Pada tahun 1980, Jakarta mengalami peningkatan jumlah kemacetan lalu lintas dan jalan layang menjadi satu-satunya solusi untuk mengatasi permasalahan ini. Salah satu perusahaan konstruksi yang beroperasi pada waktu itu adalah PT Hutama Karya, yang dikontrak untuk membangun jalan layang di atas jalan A. Yani, sebuah jalan yang arus lalu lintasnya sangat padat. Selama konstruksi jalan layang di atasnya, jalan A. Yani ini tidak boleh ditutup karena jika jalan ini ditutup, akan terjadi kemacetan yang luar biasa di Jakarta.
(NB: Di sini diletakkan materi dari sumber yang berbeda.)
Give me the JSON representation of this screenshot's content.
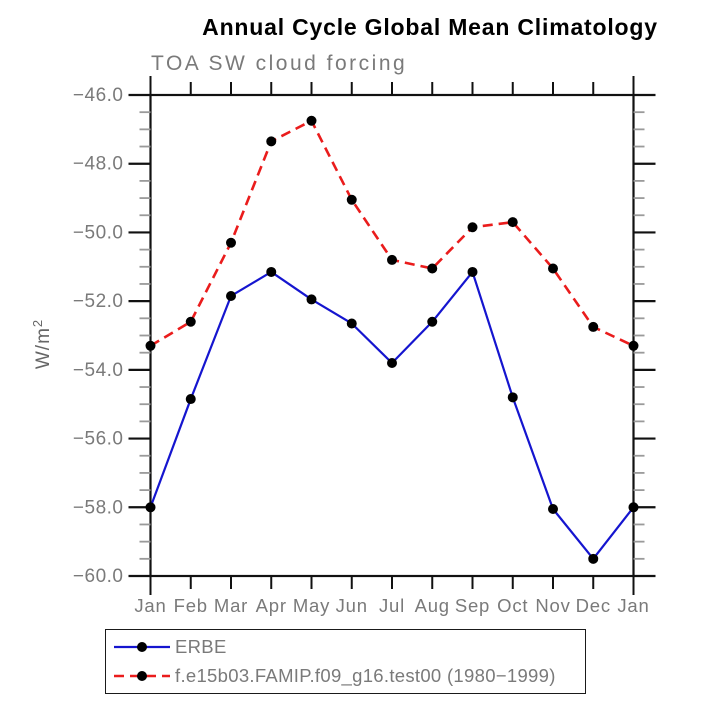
{
  "page": {
    "background": "#ffffff",
    "accent_black": "#000000"
  },
  "chart_data": {
    "type": "line",
    "title": "Annual Cycle Global Mean Climatology",
    "subtitle": "TOA SW cloud forcing",
    "ylabel_base": "W/m",
    "ylabel_exponent": "2",
    "x_tick_labels": [
      "Jan",
      "Feb",
      "Mar",
      "Apr",
      "May",
      "Jun",
      "Jul",
      "Aug",
      "Sep",
      "Oct",
      "Nov",
      "Dec",
      "Jan"
    ],
    "ylim": [
      -60.0,
      -46.0
    ],
    "y_tick_values": [
      -46.0,
      -48.0,
      -50.0,
      -52.0,
      -54.0,
      -56.0,
      -58.0,
      -60.0
    ],
    "y_tick_labels": [
      "−46.0",
      "−48.0",
      "−50.0",
      "−52.0",
      "−54.0",
      "−56.0",
      "−58.0",
      "−60.0"
    ],
    "y_minor_step": 0.5,
    "grid": false,
    "legend_position": "bottom-left-box",
    "axis_text_color": "#7a7a7a",
    "tick_color": "#111111",
    "minor_tick_color": "#9a9a9a",
    "marker_color": "#000000",
    "series": [
      {
        "name": "ERBE",
        "color": "#1515cf",
        "style": "solid",
        "marker": "filled-circle",
        "values": [
          -58.0,
          -54.85,
          -51.85,
          -51.15,
          -51.95,
          -52.65,
          -53.8,
          -52.6,
          -51.15,
          -54.8,
          -58.05,
          -59.5,
          -58.0
        ]
      },
      {
        "name": "f.e15b03.FAMIP.f09_g16.test00 (1980−1999)",
        "color": "#ea1c1c",
        "style": "dashed",
        "marker": "filled-circle",
        "values": [
          -53.3,
          -52.6,
          -50.3,
          -47.35,
          -46.75,
          -49.05,
          -50.8,
          -51.05,
          -49.85,
          -49.7,
          -51.05,
          -52.75,
          -53.3
        ]
      }
    ]
  }
}
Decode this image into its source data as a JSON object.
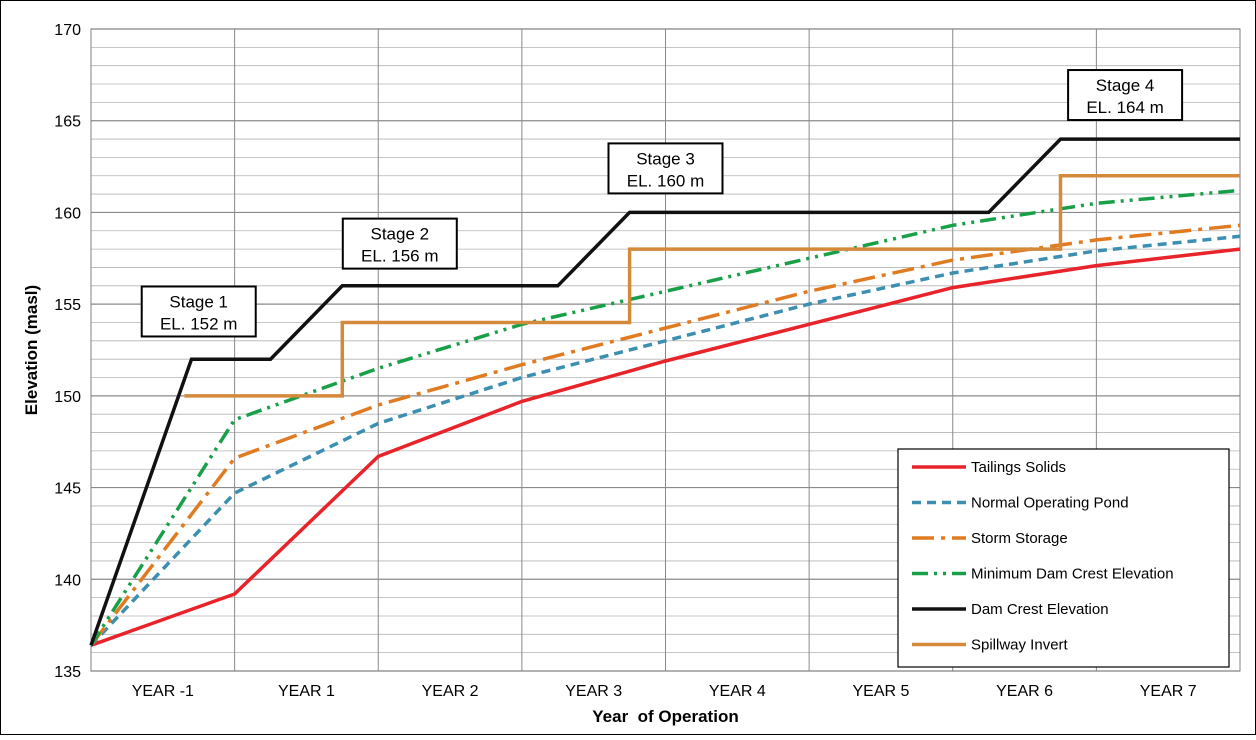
{
  "chart_data": {
    "type": "line",
    "title": "",
    "xlabel": "Year  of Operation",
    "ylabel": "Elevation (masl)",
    "categories": [
      "YEAR -1",
      "YEAR 1",
      "YEAR 2",
      "YEAR 3",
      "YEAR 4",
      "YEAR 5",
      "YEAR 6",
      "YEAR 7"
    ],
    "xlim": [
      0,
      8
    ],
    "ylim": [
      135,
      170
    ],
    "yticks": [
      135,
      140,
      145,
      150,
      155,
      160,
      165,
      170
    ],
    "ytick_labels": [
      "135",
      "140",
      "145",
      "150",
      "155",
      "160",
      "165",
      "170"
    ],
    "minor_gridline_step": 1,
    "grid": true,
    "legend_position": "bottom-right",
    "series": [
      {
        "name": "Tailings Solids",
        "color": "#e8232a",
        "dash": "solid",
        "points": [
          [
            0,
            136.4
          ],
          [
            1,
            139.2
          ],
          [
            2,
            146.7
          ],
          [
            3,
            149.7
          ],
          [
            4,
            151.9
          ],
          [
            5,
            153.9
          ],
          [
            6,
            155.9
          ],
          [
            7,
            157.1
          ],
          [
            8,
            158.0
          ]
        ]
      },
      {
        "name": "Normal Operating Pond",
        "color": "#3c8fb0",
        "dash": "dash",
        "points": [
          [
            0,
            136.4
          ],
          [
            1,
            144.7
          ],
          [
            2,
            148.5
          ],
          [
            3,
            151.0
          ],
          [
            4,
            153.0
          ],
          [
            5,
            155.0
          ],
          [
            6,
            156.7
          ],
          [
            7,
            157.9
          ],
          [
            8,
            158.7
          ]
        ]
      },
      {
        "name": "Storm Storage",
        "color": "#e07b22",
        "dash": "dashdot",
        "points": [
          [
            0,
            136.4
          ],
          [
            1,
            146.6
          ],
          [
            2,
            149.5
          ],
          [
            3,
            151.7
          ],
          [
            4,
            153.7
          ],
          [
            5,
            155.7
          ],
          [
            6,
            157.4
          ],
          [
            7,
            158.5
          ],
          [
            8,
            159.3
          ]
        ]
      },
      {
        "name": "Minimum Dam Crest Elevation",
        "color": "#18a048",
        "dash": "dashdotdot",
        "points": [
          [
            0,
            136.4
          ],
          [
            1,
            148.7
          ],
          [
            2,
            151.5
          ],
          [
            3,
            153.9
          ],
          [
            4,
            155.7
          ],
          [
            5,
            157.5
          ],
          [
            6,
            159.3
          ],
          [
            7,
            160.5
          ],
          [
            8,
            161.2
          ]
        ]
      },
      {
        "name": "Dam Crest Elevation",
        "color": "#111111",
        "dash": "solid",
        "points": [
          [
            0,
            136.4
          ],
          [
            0.7,
            152
          ],
          [
            1.25,
            152
          ],
          [
            1.75,
            156
          ],
          [
            3.25,
            156
          ],
          [
            3.75,
            160
          ],
          [
            6.25,
            160
          ],
          [
            6.75,
            164
          ],
          [
            8,
            164
          ]
        ]
      },
      {
        "name": "Spillway Invert",
        "color": "#d48a3a",
        "dash": "solid",
        "points": [
          [
            0.65,
            150
          ],
          [
            1.75,
            150
          ],
          [
            1.75,
            154
          ],
          [
            3.75,
            154
          ],
          [
            3.75,
            158
          ],
          [
            6.75,
            158
          ],
          [
            6.75,
            162
          ],
          [
            8,
            162
          ]
        ]
      }
    ],
    "annotations": [
      {
        "line1": "Stage 1",
        "line2": "EL. 152 m",
        "x": 0.75,
        "y": 154.6
      },
      {
        "line1": "Stage 2",
        "line2": "EL. 156 m",
        "x": 2.15,
        "y": 158.3
      },
      {
        "line1": "Stage 3",
        "line2": "EL. 160 m",
        "x": 4.0,
        "y": 162.4
      },
      {
        "name": "stage-4",
        "line1": "Stage 4",
        "line2": "EL. 164 m",
        "x": 7.2,
        "y": 166.4
      }
    ]
  }
}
Selain di atas jalan A. Yani, PT Hutama Karya juga dikontrak untuk membangun jalan layang di atas jalur penghubung Cawang-Tanjung Priok yang juga sangat padat arus lalu lintasnya.
Masalah yang dihadapi dalam kedua proyek tersebut sama, yaitu “bagaimana cara membangun jalan layang di atas jalan tanpa menutup akses ke jalan yang sudah ada di bawah jalan layang tersebut”. Saat itu, belum ada metode yang dapat digunakan untuk membangun jalan layang tanpa menutup akses jalan di bawahnya. Saat itu, hanya tersedia metode konstruksi menara konvensional yang hanya dapat dilakukan dengan menutup akses jalan raya. Kedua masalah inilah yang akhirnya melatarbelakangi lahirnya teknik konstruksi Sosrobahu, sebuah teknik konstruksi temuan insinyur Indonesia yang sangat populer di dunia.Ir. Tjokorda Raka Sukawati yang merupakan lulusan teknik sipil ITB adalah pencetus lahirnya teknik Sosrobahu ini. Konsep teknik Sosrobahu lahir karena beliau terinspirasi ketika ia sedang memperbaiki mobil Mercedesnya. Saat ia sedang memperbaiki mobil, ia mengangkat kedua ban depan dengan dongkrak hidrolik, sementara kedua ban belakangnya tetap bertumpu di lantai. Ketika itu, lantai yang menjadi tumpuan kedua ban belakang tersebut licin karena adanya ceceran oli yang tumpah dari mobil secara tidak sengaja. Ir. Tjokorda tidak sengaja menyentuh mobil dan ketika mobil tersentuh, badan mobil berputar dengan sumbu batang dongkrak hidrolik. Kejadian ini menginspirasi Ir. Tjokorda bahwa pompa hidrolik bisa dipakai untuk mengangkat benda berat dan bila bertumpu pada permukaan yang licin, benda berat tersebut mudah digeser. Ir. Tjokorda terinspirasi untuk menerapkan prinsip ini untuk mengangkat dan memindahkan beton fondasi pembangunan jalan layang.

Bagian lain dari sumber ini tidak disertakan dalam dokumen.